"I do declare," said King. "It was just like being in jail!"

"Have you ever been in jail?" asked Kitty, who was nothing if not literal.

"Well, no," returned her brother, "and I hope I never shall be after this experience. Grandpa and Grandma Maynard are the limit! If I had stayed there another day, I should have run away!"

Mr. Maynard, who was sitting in front with Pompton, turned round to the children.

"My dear little Maynards," he said, "unless you want to hurt your father's feelings very badly indeed, you will stop this severe criticism of your grandparents. You must remember that they are my father and mother, and that I love them very dearly, and I want you to do the same. If their ways don't suit you, remember that children should not criticise their elders, and say nothing about them. If there is anything about them that you do like, comment on that, but remain silent as to the things that displeased you."

The Maynard children well knew that when their father talked seriously like this, it was intended as a grave reproof, and they always took it so.

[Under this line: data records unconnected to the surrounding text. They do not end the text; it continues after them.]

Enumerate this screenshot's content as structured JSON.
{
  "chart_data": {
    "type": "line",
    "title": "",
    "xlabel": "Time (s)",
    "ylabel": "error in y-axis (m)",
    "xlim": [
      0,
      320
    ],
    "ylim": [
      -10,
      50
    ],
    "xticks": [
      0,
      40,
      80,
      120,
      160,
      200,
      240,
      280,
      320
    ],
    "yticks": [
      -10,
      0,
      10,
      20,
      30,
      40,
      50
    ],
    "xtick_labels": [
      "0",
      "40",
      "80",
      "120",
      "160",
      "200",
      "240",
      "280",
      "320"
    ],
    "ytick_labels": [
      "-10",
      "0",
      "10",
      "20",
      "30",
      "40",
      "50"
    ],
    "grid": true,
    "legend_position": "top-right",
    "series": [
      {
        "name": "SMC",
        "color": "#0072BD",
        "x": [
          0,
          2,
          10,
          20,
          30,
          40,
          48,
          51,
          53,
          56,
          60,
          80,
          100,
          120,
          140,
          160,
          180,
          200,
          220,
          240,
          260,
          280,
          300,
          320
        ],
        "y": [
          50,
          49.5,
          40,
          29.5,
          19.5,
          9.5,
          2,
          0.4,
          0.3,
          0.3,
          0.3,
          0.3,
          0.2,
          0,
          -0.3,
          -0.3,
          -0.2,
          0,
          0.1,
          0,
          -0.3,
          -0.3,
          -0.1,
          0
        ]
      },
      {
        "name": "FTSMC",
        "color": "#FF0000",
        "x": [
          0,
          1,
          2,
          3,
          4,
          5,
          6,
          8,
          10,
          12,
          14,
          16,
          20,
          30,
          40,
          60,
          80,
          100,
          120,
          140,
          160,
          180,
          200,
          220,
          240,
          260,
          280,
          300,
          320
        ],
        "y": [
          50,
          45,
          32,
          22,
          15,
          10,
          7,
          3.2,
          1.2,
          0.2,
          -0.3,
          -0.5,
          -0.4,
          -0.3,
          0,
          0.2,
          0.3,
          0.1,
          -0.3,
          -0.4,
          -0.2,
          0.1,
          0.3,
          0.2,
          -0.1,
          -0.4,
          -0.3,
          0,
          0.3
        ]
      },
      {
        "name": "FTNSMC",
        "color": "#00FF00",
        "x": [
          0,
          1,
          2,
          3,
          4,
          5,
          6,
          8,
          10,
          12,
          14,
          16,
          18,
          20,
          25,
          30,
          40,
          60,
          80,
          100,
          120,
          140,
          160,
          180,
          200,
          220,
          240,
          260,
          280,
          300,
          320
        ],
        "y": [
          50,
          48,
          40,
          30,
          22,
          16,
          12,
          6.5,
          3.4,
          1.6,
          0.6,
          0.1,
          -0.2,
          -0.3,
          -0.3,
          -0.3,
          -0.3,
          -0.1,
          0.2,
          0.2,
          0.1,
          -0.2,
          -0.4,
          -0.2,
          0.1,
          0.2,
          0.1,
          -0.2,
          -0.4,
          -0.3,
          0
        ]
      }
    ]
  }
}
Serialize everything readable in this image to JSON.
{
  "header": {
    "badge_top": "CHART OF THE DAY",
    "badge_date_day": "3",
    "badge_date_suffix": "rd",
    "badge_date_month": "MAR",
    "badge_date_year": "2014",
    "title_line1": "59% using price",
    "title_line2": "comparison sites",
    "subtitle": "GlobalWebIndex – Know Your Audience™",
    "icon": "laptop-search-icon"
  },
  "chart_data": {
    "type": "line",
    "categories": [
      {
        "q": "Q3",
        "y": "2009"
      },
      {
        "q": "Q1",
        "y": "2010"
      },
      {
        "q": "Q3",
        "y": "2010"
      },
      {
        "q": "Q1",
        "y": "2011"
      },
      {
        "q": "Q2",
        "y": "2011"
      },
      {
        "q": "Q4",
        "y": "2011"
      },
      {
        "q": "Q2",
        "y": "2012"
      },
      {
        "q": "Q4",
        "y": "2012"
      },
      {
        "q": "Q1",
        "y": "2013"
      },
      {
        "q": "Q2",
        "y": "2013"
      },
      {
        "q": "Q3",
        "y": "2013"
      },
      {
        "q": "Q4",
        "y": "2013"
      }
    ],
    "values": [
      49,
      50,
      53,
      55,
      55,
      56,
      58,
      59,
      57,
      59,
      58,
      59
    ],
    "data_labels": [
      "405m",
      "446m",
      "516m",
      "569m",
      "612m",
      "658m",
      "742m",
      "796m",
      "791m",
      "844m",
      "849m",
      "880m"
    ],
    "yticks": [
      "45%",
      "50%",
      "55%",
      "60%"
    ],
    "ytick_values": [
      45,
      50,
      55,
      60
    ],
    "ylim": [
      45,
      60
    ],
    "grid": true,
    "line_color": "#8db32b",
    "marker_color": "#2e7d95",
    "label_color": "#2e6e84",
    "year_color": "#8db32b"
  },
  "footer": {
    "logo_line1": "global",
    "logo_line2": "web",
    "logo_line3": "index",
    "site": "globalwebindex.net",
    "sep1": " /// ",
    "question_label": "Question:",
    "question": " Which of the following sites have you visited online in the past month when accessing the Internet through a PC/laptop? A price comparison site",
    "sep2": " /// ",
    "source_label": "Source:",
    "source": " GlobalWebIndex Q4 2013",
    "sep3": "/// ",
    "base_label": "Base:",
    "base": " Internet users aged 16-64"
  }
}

"Father," said King, manfully, "I was wrong to speak as I did, and I'm
sorry, and I won't do it again. We didn't any of us like to be at Grandma
Maynard's, but I was the only one who spoke so disrespectfully. Midge and
Kitty were awfully nice about it."

"No, we weren't," confessed Kitty. "At least, I wasn't. Midget said lots of times that we oughtn't to be disrespectful, but I guess I was. But, you see, Father, it was awfully hard to please those people."

"We didn't understand them," said Marjorie, thoughtfully. "When I tried to be good I got scolded, and when I cut up jinks they gave me a present for it! Who could know what to do in a house like that?"

Mr. Maynard smiled in spite of himself.